Smart moves at the beginning of tax season can help get your financial house in order.
Contrary to popular belief, tax planning isn’t limited to the months between year-end and April 15. In fact, smart tax planning goes beyond deductions and credits and should be incorporated throughout the year. As Americans prepare to file their returns, let’s take a look at what we should be thinking about for tax season and beyond.
Get it together, now
The beginning of each new year is the time to get organized before filing your taxes. Make an appointment with your accountant and prepare by gathering all the relevant documentation.
Among other things, you’ll need:
- Year-end statements from financial accounts
- W-2s, 1098s and 1099s, K-1s (many can be found online)
- Last year’s tax returns
- Receipts for donations and business-related expenses
- Social Security numbers for your spouse and dependents
- Business identification number
- Tax ID number for daycares or schools, if filing for the child care credit
Although most 1099s are mailed by the end of January, there is generally no deadline for issuing them and some may be delayed or later revised. Your account can help your decide if you need to file an extension due to a delayed or revised 1099.
Strategies for any season
If lowering your taxes is a priority, start a conversation with your financial and tax advisors about ways to save money come filing time. Consider these perennial options:
- Put pretax dollars to work. Flexible savings accounts – available during your employer’s open enrollment period – allow you to use pretax dollars to pay for qualified expenses. You can also use pretax retirement contributions to reduce your taxable income.

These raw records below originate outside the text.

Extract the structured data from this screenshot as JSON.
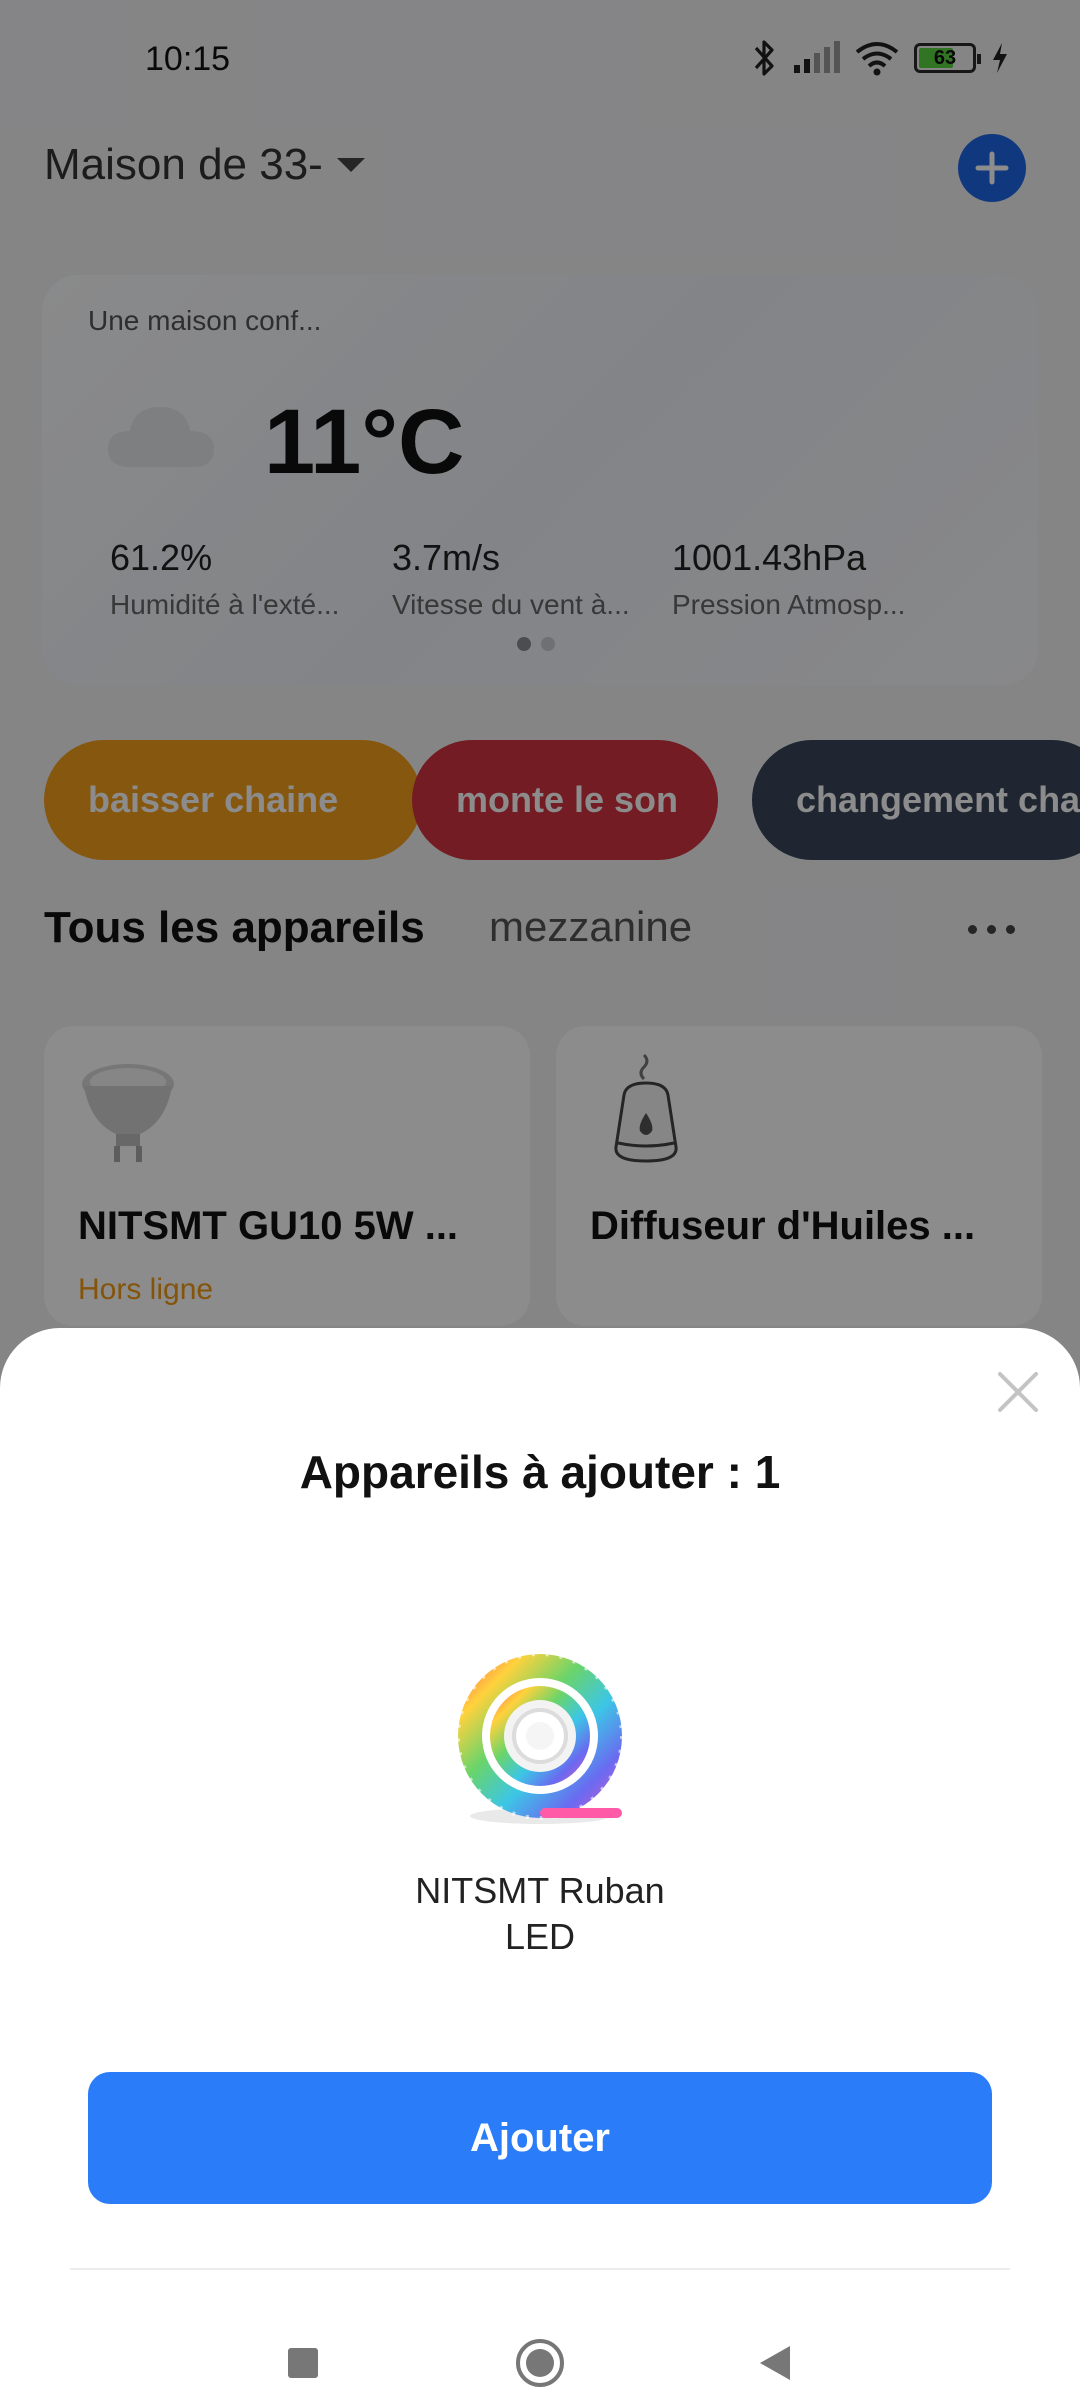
{
  "status_bar": {
    "time": "10:15",
    "battery": "63"
  },
  "home": {
    "title": "Maison de 33-"
  },
  "weather": {
    "subtitle": "Une maison conf...",
    "temperature": "11°C",
    "stats": [
      {
        "value": "61.2%",
        "label": "Humidité à l'exté..."
      },
      {
        "value": "3.7m/s",
        "label": "Vitesse du vent à..."
      },
      {
        "value": "1001.43hPa",
        "label": "Pression Atmosp..."
      }
    ]
  },
  "scenes": [
    {
      "label": "baisser chaine",
      "color": "#f59f1d"
    },
    {
      "label": "monte le son",
      "color": "#d23340"
    },
    {
      "label": "changement chaine",
      "color": "#394659"
    }
  ],
  "tabs": {
    "all": "Tous les appareils",
    "room": "mezzanine"
  },
  "devices": [
    {
      "name": "NITSMT GU10 5W ...",
      "status": "Hors ligne"
    },
    {
      "name": "Diffuseur d'Huiles ...",
      "status": ""
    }
  ],
  "sheet": {
    "title": "Appareils à ajouter : 1",
    "device_line1": "NITSMT Ruban",
    "device_line2": "LED",
    "button": "Ajouter"
  },
  "colors": {
    "primary": "#2b7cf8",
    "accent_blue": "#1e66e8",
    "offline": "#f29a15"
  },
  "icons": [
    "bluetooth-icon",
    "signal-icon",
    "wifi-icon",
    "battery-icon",
    "charging-icon",
    "add-icon",
    "cloud-icon",
    "bulb-icon",
    "diffuser-icon",
    "close-icon",
    "led-strip-icon",
    "square-icon",
    "circle-icon",
    "back-icon"
  ]
}
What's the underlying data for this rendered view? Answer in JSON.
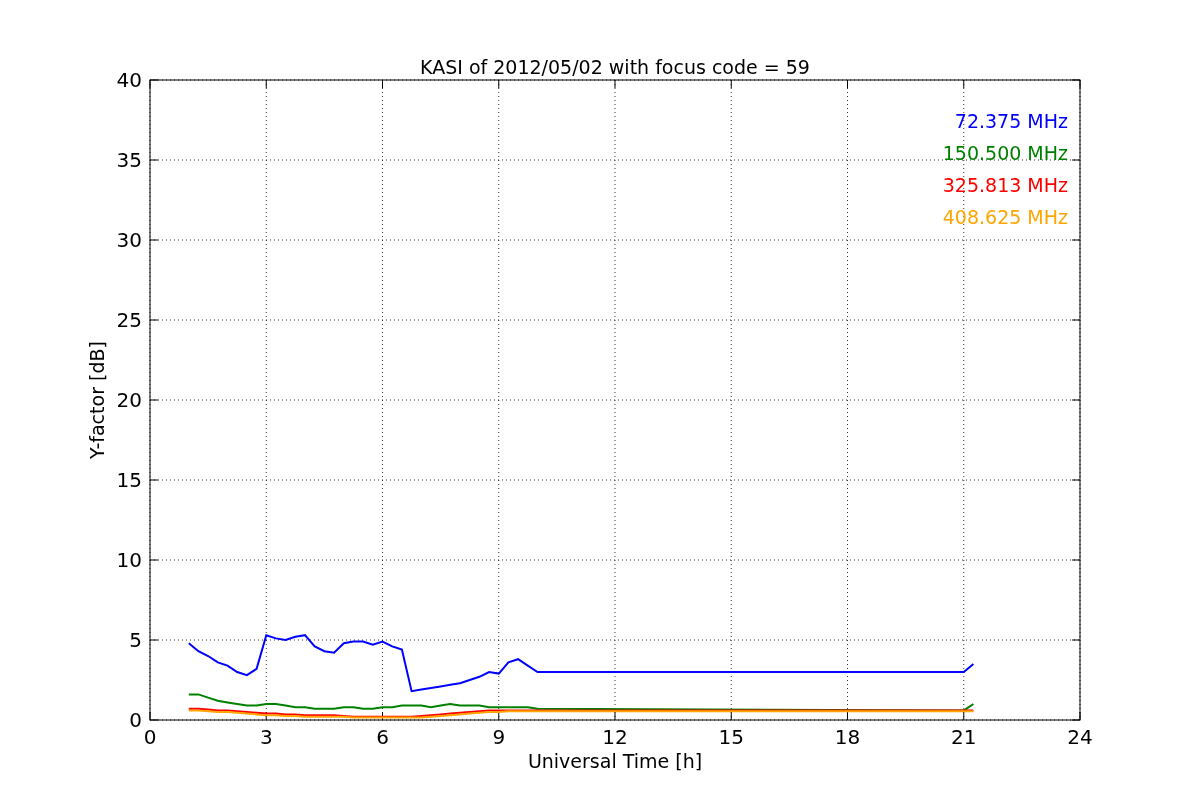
{
  "figure": {
    "chart_data": {
      "type": "line",
      "title": "KASI of 2012/05/02 with focus code = 59",
      "xlabel": "Universal Time [h]",
      "ylabel": "Y-factor [dB]",
      "x": [
        1.0,
        1.25,
        1.5,
        1.75,
        2.0,
        2.25,
        2.5,
        2.75,
        3.0,
        3.25,
        3.5,
        3.75,
        4.0,
        4.25,
        4.5,
        4.75,
        5.0,
        5.25,
        5.5,
        5.75,
        6.0,
        6.25,
        6.5,
        6.75,
        7.0,
        7.25,
        7.5,
        7.75,
        8.0,
        8.25,
        8.5,
        8.75,
        9.0,
        9.25,
        9.5,
        9.75,
        10.0,
        21.0,
        21.25
      ],
      "series": [
        {
          "name": "72.375 MHz",
          "color": "#0000ff",
          "values": [
            4.8,
            4.3,
            4.0,
            3.6,
            3.4,
            3.0,
            2.8,
            3.2,
            5.3,
            5.1,
            5.0,
            5.2,
            5.3,
            4.6,
            4.3,
            4.2,
            4.8,
            4.9,
            4.9,
            4.7,
            4.9,
            4.6,
            4.4,
            1.8,
            1.9,
            2.0,
            2.1,
            2.2,
            2.3,
            2.5,
            2.7,
            3.0,
            2.9,
            3.6,
            3.8,
            3.4,
            3.0,
            3.0,
            3.5
          ]
        },
        {
          "name": "150.500 MHz",
          "color": "#008000",
          "values": [
            1.6,
            1.6,
            1.4,
            1.2,
            1.1,
            1.0,
            0.9,
            0.9,
            1.0,
            1.0,
            0.9,
            0.8,
            0.8,
            0.7,
            0.7,
            0.7,
            0.8,
            0.8,
            0.7,
            0.7,
            0.8,
            0.8,
            0.9,
            0.9,
            0.9,
            0.8,
            0.9,
            1.0,
            0.9,
            0.9,
            0.9,
            0.8,
            0.8,
            0.8,
            0.8,
            0.8,
            0.7,
            0.6,
            1.0
          ]
        },
        {
          "name": "325.813 MHz",
          "color": "#ff0000",
          "values": [
            0.7,
            0.7,
            0.65,
            0.6,
            0.6,
            0.55,
            0.5,
            0.45,
            0.4,
            0.4,
            0.35,
            0.35,
            0.3,
            0.3,
            0.3,
            0.3,
            0.25,
            0.2,
            0.2,
            0.2,
            0.2,
            0.2,
            0.2,
            0.2,
            0.25,
            0.3,
            0.35,
            0.4,
            0.45,
            0.5,
            0.55,
            0.6,
            0.6,
            0.6,
            0.6,
            0.6,
            0.6,
            0.6,
            0.6
          ]
        },
        {
          "name": "408.625 MHz",
          "color": "#ffa500",
          "values": [
            0.6,
            0.6,
            0.55,
            0.5,
            0.5,
            0.45,
            0.4,
            0.35,
            0.3,
            0.3,
            0.25,
            0.25,
            0.2,
            0.2,
            0.2,
            0.2,
            0.2,
            0.15,
            0.15,
            0.15,
            0.15,
            0.15,
            0.15,
            0.15,
            0.15,
            0.2,
            0.25,
            0.3,
            0.35,
            0.4,
            0.45,
            0.5,
            0.5,
            0.55,
            0.55,
            0.55,
            0.55,
            0.55,
            0.55
          ]
        }
      ],
      "grid": true,
      "xlim": [
        0,
        24
      ],
      "ylim": [
        0,
        40
      ],
      "xticks": [
        0,
        3,
        6,
        9,
        12,
        15,
        18,
        21,
        24
      ],
      "yticks": [
        0,
        5,
        10,
        15,
        20,
        25,
        30,
        35,
        40
      ]
    }
  }
}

- Fill in the blanks. Work with your financial advisor to make sure all the cost-basis information is complete and accurate before calculating losses and gains for tax-loss harvesting purposes.
- Pursue tax-efficient investing. Investing should be focused on meeting your goals, not just on reducing taxes. But in some cases the two dovetail nicely. For example, interest* from municipal bonds is generally exempt from federal and state income tax (if you’re a resident of the state the bond is issued in). You could also sell underperforming stocks to offset realized gains.
For all taxpayers, it’s important to take a look at what tax strategies could benefit your specific situation without losing sight of your overall financial goals. Reviewing your investments in light of your goals, the tax environment, and the economic landscape can help you see where adjustments need to be made to position yourself for the upcoming year and beyond.
*Interest may be subject to the federal alternative minimum tax and state or local taxes.
Raymond James does not provide tax or legal services. Please discuss these matters with the appropriate professional.